George Miller Wants to Take Mad Max for One Last Glorious Ride
A franchise lives. It dies. It lives again.

George Miller has directed and co-written every one of the Mad Max movies, from the original back in 1979 to the spin-off Furiosa: A Mad Max Saga in 2024. That’s rare for a franchise as long-running as this one — heck, even Sam Raimi is letting other people make Evil Dead movies now.
But Miller’s commitment to the Mad Max universe is a big part of what makes it work. Across several decades, Miller’s vision has given the franchise a distinctive visual identity, not to mention a deep (if not always consistent) back catalog of lore.
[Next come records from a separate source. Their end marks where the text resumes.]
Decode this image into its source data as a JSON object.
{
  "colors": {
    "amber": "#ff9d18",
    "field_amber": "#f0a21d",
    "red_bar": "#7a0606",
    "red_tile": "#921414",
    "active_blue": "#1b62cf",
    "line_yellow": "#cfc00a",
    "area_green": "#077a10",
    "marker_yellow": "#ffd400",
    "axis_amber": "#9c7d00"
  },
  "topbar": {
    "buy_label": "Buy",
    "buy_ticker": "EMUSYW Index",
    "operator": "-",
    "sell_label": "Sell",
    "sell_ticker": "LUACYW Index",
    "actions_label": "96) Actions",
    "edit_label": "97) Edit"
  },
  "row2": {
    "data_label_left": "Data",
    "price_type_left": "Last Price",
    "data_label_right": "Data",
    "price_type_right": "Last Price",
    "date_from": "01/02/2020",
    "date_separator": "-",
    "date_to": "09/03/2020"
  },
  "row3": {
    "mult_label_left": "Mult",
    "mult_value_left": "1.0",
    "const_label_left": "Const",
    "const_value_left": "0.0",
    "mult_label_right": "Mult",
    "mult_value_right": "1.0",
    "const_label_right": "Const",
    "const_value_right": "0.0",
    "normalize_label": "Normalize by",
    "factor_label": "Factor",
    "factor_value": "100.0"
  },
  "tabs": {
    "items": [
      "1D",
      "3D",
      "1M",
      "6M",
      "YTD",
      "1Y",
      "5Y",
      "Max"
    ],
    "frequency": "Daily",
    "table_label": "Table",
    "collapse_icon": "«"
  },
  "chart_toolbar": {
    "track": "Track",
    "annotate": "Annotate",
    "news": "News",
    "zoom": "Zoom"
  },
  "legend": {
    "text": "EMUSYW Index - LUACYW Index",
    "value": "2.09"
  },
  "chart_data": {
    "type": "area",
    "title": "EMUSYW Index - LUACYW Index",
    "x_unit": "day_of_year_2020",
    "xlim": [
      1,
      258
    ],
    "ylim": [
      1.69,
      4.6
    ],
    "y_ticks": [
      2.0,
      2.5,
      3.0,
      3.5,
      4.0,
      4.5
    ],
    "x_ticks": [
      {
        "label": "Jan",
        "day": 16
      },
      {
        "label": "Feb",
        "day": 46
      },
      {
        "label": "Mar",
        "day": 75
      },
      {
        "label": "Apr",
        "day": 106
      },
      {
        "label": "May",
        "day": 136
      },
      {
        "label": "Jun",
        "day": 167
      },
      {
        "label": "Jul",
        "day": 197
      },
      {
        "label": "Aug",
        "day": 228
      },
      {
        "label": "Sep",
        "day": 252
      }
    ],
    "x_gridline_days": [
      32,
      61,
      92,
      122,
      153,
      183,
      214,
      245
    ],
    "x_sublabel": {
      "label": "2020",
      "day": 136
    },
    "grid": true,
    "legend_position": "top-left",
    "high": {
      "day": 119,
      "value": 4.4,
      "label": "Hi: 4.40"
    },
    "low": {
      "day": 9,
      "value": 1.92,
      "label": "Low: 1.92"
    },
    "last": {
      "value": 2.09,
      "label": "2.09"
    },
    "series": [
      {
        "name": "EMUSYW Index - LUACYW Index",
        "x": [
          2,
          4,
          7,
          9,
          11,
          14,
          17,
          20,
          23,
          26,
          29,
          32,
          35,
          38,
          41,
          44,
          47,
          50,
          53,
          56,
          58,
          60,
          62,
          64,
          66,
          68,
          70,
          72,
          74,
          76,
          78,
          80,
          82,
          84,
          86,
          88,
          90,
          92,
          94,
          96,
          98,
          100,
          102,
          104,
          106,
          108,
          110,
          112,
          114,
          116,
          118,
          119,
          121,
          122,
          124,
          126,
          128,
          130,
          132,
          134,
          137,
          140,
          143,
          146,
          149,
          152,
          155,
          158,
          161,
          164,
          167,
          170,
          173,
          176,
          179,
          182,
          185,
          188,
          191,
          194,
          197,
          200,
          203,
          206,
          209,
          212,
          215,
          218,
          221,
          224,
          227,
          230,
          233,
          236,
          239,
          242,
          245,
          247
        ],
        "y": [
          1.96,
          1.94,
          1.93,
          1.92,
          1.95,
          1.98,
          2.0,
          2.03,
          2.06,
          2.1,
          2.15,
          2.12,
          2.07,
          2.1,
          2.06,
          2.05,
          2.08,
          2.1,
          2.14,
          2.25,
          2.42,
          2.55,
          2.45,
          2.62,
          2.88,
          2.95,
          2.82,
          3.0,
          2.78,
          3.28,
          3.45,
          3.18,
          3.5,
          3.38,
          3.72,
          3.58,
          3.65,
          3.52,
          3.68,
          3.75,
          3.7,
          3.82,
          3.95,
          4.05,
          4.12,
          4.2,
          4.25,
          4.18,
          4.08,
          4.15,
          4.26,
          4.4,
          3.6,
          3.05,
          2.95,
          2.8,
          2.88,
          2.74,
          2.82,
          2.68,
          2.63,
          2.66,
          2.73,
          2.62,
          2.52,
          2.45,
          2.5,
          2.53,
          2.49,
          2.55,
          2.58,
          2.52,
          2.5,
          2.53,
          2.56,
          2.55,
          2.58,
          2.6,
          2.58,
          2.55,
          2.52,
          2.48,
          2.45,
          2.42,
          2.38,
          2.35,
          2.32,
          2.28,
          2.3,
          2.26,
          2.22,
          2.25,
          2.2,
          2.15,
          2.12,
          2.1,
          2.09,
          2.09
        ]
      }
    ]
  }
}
It also allows the director to continually up the ante in terms of stunt work: Miller maintains a team of stunt professionals who work with him on multiple projects, some of them for decades. That trust and experience is how you get show-stopping moments like the tanker flips in Mad Max: Fury Road (2015).
And while they’ve never been financial juggernauts —even Fury Road, the most celebrated action film of the 2010s, lost money — the Mad Max movies are critical and awards favorites. (Fury Road was nominated for 10 Oscars, and won six.) But the losses keep on escalating: Furiosa reportedly lost around $120 million at the box office, up from Fury Road’s $20-$40 million deficit. So it’s not that surprising to read that Warner Bros., which distributed the first five Mad Max movies, has turned down Miller’s pitch for a sixth and final film.
That comes from entertainment journalist Matthew Belloni’s Puck (via Games Radar), which also reports that the more encouraging update is that a number of companies, including Universal, Amazon, and Sony, are interested in a new Mad Max adventure. Given the whole “losing money after years of turbulent and expensive shooting” thing, part of the problem may be how ambitious Miller’s plans are: He’s not just selling a sixth Mad Max movie, but also a TV series set in the universe.
This excess of ideas should also not come as a surprise: As Miller told Vulture in an interview last year, “I find myself with way too many stories — not only in my head, but in the form of screenplays or at least very detailed notes that are within reach of screenplays.” One of them is tentatively titled Mad Max: The Wasteland; it’s essentially a prequel to a prequel, exploring Max’s adventures in the lead-up to his capture at the beginning of Fury Road. There’s no word yet on what the TV series will be about, although Fury Road and Furiosa introduced new characters that could further expand the series’ world.
After both the sixth movie and the TV series are done, he’ll then "sell the whole property to the highest bidder," as Belloni puts it. Then, even when George Miller dies, Max Rockatansky can live again.